Dream Housing Finance company deals in all home loans. They have presence across all urban, semi urban and rural areas. Customer first apply for home loan after that company validates the customer eligibility for loan. Company wants to automate the loan eligibility process (real time) based on customer detail provided while filling online application form. These details are Gender, Marital Status, Education, Number of Dependents, Income, Loan Amount, Credit History and others. To automate this process, they have given a problem to identify the customers segments, those are eligible for loan amount so that they can specifically target these customers.

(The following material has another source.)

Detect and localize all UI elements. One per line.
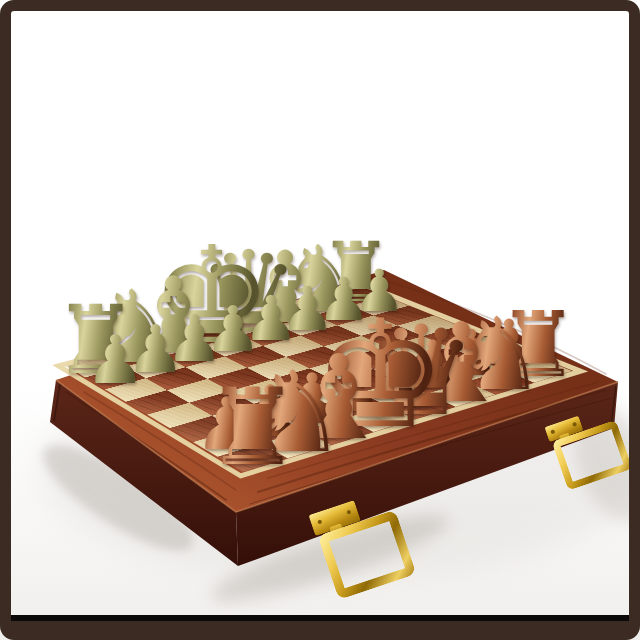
chess-set-photo: Folding rosewood chess box with metal pi… xyxy=(0,0,640,640)
frame-black-strip xyxy=(11,615,629,621)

This is a standard supervised classification task.A classification problem where we have to predict whether a loan would be approved or not. In a classification problem, we have to predict discrete values based on a given set of independent variable(s).Classification can be of two types:
Supervised: The labels are included in the training data and the goal is to train a model to learn to predict the labels from the features.
Binary Classification : In this classification we have to predict either of the two given classes. For example: classifying the gender as male or female, predicting the result as win or loss, etc.

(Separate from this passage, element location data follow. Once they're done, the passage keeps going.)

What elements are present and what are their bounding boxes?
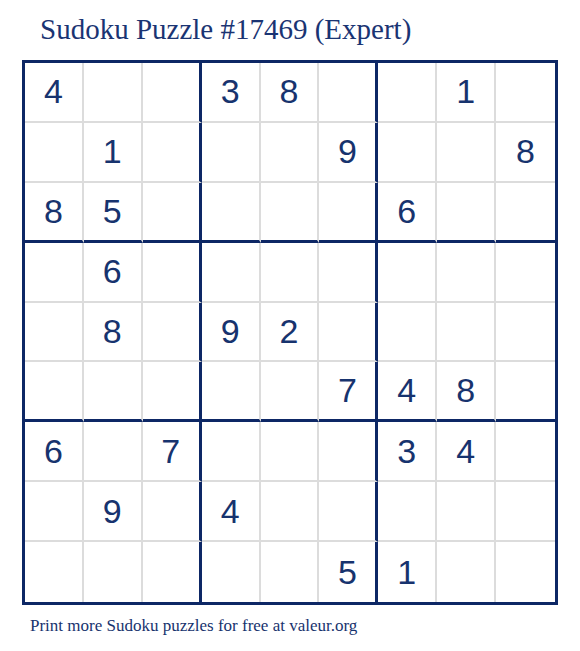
cell-r3c8-empty[interactable]: [437, 183, 496, 243]
cell-r8c4-given[interactable]: 4: [202, 482, 261, 542]
cell-r2c8-empty[interactable]: [437, 123, 496, 183]
cell-r6c6-given[interactable]: 7: [319, 362, 378, 422]
cell-r2c1-empty[interactable]: [25, 123, 84, 183]
cell-r1c5-given[interactable]: 8: [261, 63, 320, 123]
cell-r6c8-given[interactable]: 8: [437, 362, 496, 422]
puzzle-title: Sudoku Puzzle #17469 (Expert): [40, 14, 411, 46]
cell-r9c7-given[interactable]: 1: [378, 542, 437, 602]
cell-r2c9-given[interactable]: 8: [496, 123, 555, 183]
cell-r2c4-empty[interactable]: [202, 123, 261, 183]
cell-r1c7-empty[interactable]: [378, 63, 437, 123]
cell-r9c8-given[interactable]: [437, 542, 496, 602]
cell-r8c7-empty[interactable]: [378, 482, 437, 542]
cell-r4c5-empty[interactable]: [261, 243, 320, 303]
cell-r4c8-empty[interactable]: [437, 243, 496, 303]
cell-r7c9-empty[interactable]: [496, 422, 555, 482]
cell-r4c4-empty[interactable]: [202, 243, 261, 303]
cell-r7c4-empty[interactable]: [202, 422, 261, 482]
cell-r5c3-empty[interactable]: [143, 303, 202, 363]
cell-r1c6-empty[interactable]: [319, 63, 378, 123]
cell-r3c9-empty[interactable]: [496, 183, 555, 243]
cell-r4c2-given[interactable]: 6: [84, 243, 143, 303]
cell-r2c2-given[interactable]: 1: [84, 123, 143, 183]
cell-r7c8-given[interactable]: 4: [437, 422, 496, 482]
cell-r6c7-given[interactable]: 4: [378, 362, 437, 422]
cell-r7c2-empty[interactable]: [84, 422, 143, 482]
cell-r3c4-empty[interactable]: [202, 183, 261, 243]
cell-r9c3-empty[interactable]: [143, 542, 202, 602]
footer-text: Print more Sudoku puzzles for free at va…: [30, 616, 357, 636]
cell-r4c1-empty[interactable]: [25, 243, 84, 303]
cell-r8c8-empty[interactable]: [437, 482, 496, 542]
cell-r7c3-given[interactable]: 7: [143, 422, 202, 482]
sudoku-board: 4381198856689274867349451: [22, 60, 558, 605]
cell-r3c6-empty[interactable]: [319, 183, 378, 243]
cell-r1c8-given[interactable]: 1: [437, 63, 496, 123]
cell-r6c4-empty[interactable]: [202, 362, 261, 422]
cell-r3c2-given[interactable]: 5: [84, 183, 143, 243]
cell-r4c9-empty[interactable]: [496, 243, 555, 303]
cell-r8c1-empty[interactable]: [25, 482, 84, 542]
cell-r1c4-given[interactable]: 3: [202, 63, 261, 123]
cell-r1c9-empty[interactable]: [496, 63, 555, 123]
cell-r2c5-empty[interactable]: [261, 123, 320, 183]
cell-r2c6-given[interactable]: 9: [319, 123, 378, 183]
cell-r6c5-empty[interactable]: [261, 362, 320, 422]
cell-r4c3-empty[interactable]: [143, 243, 202, 303]
cell-r5c4-given[interactable]: 9: [202, 303, 261, 363]
cell-r1c2-empty[interactable]: [84, 63, 143, 123]
cell-r8c9-empty[interactable]: [496, 482, 555, 542]
cell-r6c3-empty[interactable]: [143, 362, 202, 422]
cell-r5c9-empty[interactable]: [496, 303, 555, 363]
cell-r4c6-empty[interactable]: [319, 243, 378, 303]
cell-r1c1-given[interactable]: 4: [25, 63, 84, 123]
cell-r7c5-empty[interactable]: [261, 422, 320, 482]
cell-r1c3-empty[interactable]: [143, 63, 202, 123]
cell-r8c3-empty[interactable]: [143, 482, 202, 542]
cell-r5c1-empty[interactable]: [25, 303, 84, 363]
cell-r5c2-given[interactable]: 8: [84, 303, 143, 363]
cell-r5c8-empty[interactable]: [437, 303, 496, 363]
cell-r9c5-empty[interactable]: [261, 542, 320, 602]
cell-r3c1-given[interactable]: 8: [25, 183, 84, 243]
cell-r9c4-empty[interactable]: [202, 542, 261, 602]
page: Sudoku Puzzle #17469 (Expert) 4381198856…: [0, 0, 580, 651]
cell-r6c9-empty[interactable]: [496, 362, 555, 422]
cell-r9c9-given[interactable]: [496, 542, 555, 602]
cell-r7c6-empty[interactable]: [319, 422, 378, 482]
cell-r9c2-empty[interactable]: [84, 542, 143, 602]
cell-r8c6-empty[interactable]: [319, 482, 378, 542]
cell-r9c6-given[interactable]: 5: [319, 542, 378, 602]
cell-r2c7-empty[interactable]: [378, 123, 437, 183]
cell-r6c2-empty[interactable]: [84, 362, 143, 422]
cell-r4c7-empty[interactable]: [378, 243, 437, 303]
cell-r3c3-empty[interactable]: [143, 183, 202, 243]
cell-r8c5-empty[interactable]: [261, 482, 320, 542]
cell-r3c5-empty[interactable]: [261, 183, 320, 243]
cell-r5c5-given[interactable]: 2: [261, 303, 320, 363]
cell-r8c2-given[interactable]: 9: [84, 482, 143, 542]
cell-r2c3-empty[interactable]: [143, 123, 202, 183]
cell-r5c6-empty[interactable]: [319, 303, 378, 363]
cell-r7c1-given[interactable]: 6: [25, 422, 84, 482]
cell-r9c1-empty[interactable]: [25, 542, 84, 602]
cell-r6c1-empty[interactable]: [25, 362, 84, 422]
cell-r3c7-given[interactable]: 6: [378, 183, 437, 243]
cell-r5c7-empty[interactable]: [378, 303, 437, 363]
cell-r7c7-given[interactable]: 3: [378, 422, 437, 482]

Multiclass Classification : Here we have to classify the data into three or more classes. For example: classifying a movie's genre as comedy, action or romantic, classify fruits as oranges, apples, or pears, etc.
Loan prediction is a very common real-life problem that each retail bank faces atleast once in its lifetime. If done correctly, it can save a lot of man hours at the end of a retail bank.
Although this notebook is specifically built to give you a walkthrough of Loan Prediction problem, you can always refer the content to get a comprehensive overview to solve a classification problem.